EVCap: Retrieval-Augmented Image Captioning with External Visual-Name Memory for Open-World Comprehension

TL;DR

Open-world image captioning requires describing novel objects without costly retraining. EVCap introduces a retrieval-augmented approach that uses an external visual-name memory and a lightweight fusion module to supply object names to a frozen LLM, enabling open-world comprehension with only $3.97\text{M}$ trainable parameters. The memory is built from LVIS images plus synthetic data and is expandable with WHOOPS to cover new objects. Evaluations on COCO, NoCaps, Flickr30k, and WHOOPS show EVCap achieves competitive CIDEr and related metrics with far less training, demonstrating effective open-world adaptation.

Abstract

Large language models (LLMs)-based image captioning has the capability of describing objects not explicitly observed in training data; yet novel objects occur frequently, necessitating the requirement of sustaining up-to-date object knowledge for open-world comprehension. Instead of relying on large amounts of data and/or scaling up network parameters, we introduce a highly effective retrieval-augmented image captioning method that prompts LLMs with object names retrieved from External Visual--name memory (EVCap). We build ever-changing object knowledge memory using objects' visuals and names, enabling us to (i) update the memory at a minimal cost and (ii) effortlessly augment LLMs with retrieved object names by utilizing a lightweight and fast-to-train model. Our model, which was trained only on the COCO dataset, can adapt to out-of-domain without requiring additional fine-tuning or re-training. Our experiments conducted on benchmarks and synthetic commonsense-violating data show that EVCap, with only 3.97M trainable parameters, exhibits superior performance compared to other methods based on frozen pre-trained LLMs. Its performance is also competitive to specialist SOTAs that require extensive training.

Figures (15)

• Figure 1: Overall comparison of our EVCap and SOTAs. (Upper) Generated captions by SmallCap, BLIP-2, and our EVCap for a commonsense-violating image from the WHOOPS dataset. $\times$ and $\checkmark$ indicate incorrect and correct predictions, respectively. Incorrect objects in captions are highlighted in red, while correct ones are in blue. SmallCap and BLIP-2 give incorrect predictions for "ice skates" and "wood floor", respectively, while our EVCap utilizes an external visual--name memory to enhance attention to objects within the image, leading to superior performance for image captioning. (Lower) Comparison of the number of trainable parameters, CIDEr score on COCO and NoCaps datasets. The size of each circle reflects the log number of trainable parameters. EVCap (3.97M) has less trainable parameters than others while achieving comparable results with SOTAs at scale.
• Figure 2: Schematic of our proposed EVCap. It consists of an external visual--name memory with image embeddings and object names (upper), a frozen ViT and Q-Former equipped with trainable image query tokens, an attentive fusion module developed by a customized frozen Q-Former and trainable object name query tokens, and a frozen LLM with a trainable linear layer (lower). The ViT and Q-Former extract learned visual features from the input image, which are then used to retrieve object names from the external memory. These retrieved object names and learned visual features undergo cross-attention in the customized Q-Former, creating refined object name features.
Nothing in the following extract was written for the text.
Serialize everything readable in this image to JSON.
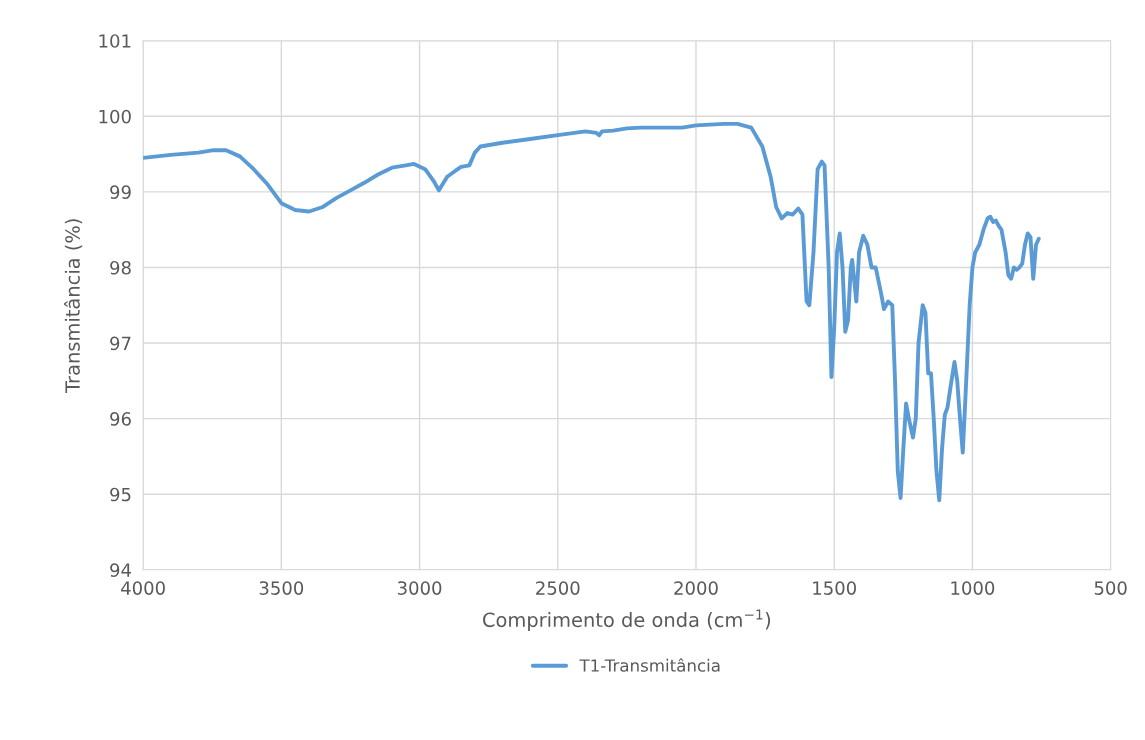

Finally, the object name features combined with visual features are fed into the LLM post a linear layer for generating captions.
• Figure 3: Examples of captions generated by our EVCap and three SOTA methods on COCO test set, NoCaps validation set, and Flickr30k test set. GT refers to the Ground Truth captions. Incorrect objects in captions are highlighted in red, while correct ones are in blue. Our EVCap correctly generates captions across different datasets, showing performance comparable to BLIP-2.
• Figure 4: Examples of captions generated by our EVCap, EVCap (w/ WHOOPS), and three SOTAs on WHOOPS dataset. Incorrect objects are highlighted in red, while correct ones are in blue.
• Figure 5: Visualization of the captions generated from ablation study on the NoCaps validation set. We also show the retrieved object names by EVCap, presented in gray. Incorrect objects in captions are highlighted in red, while correct ones are in blue.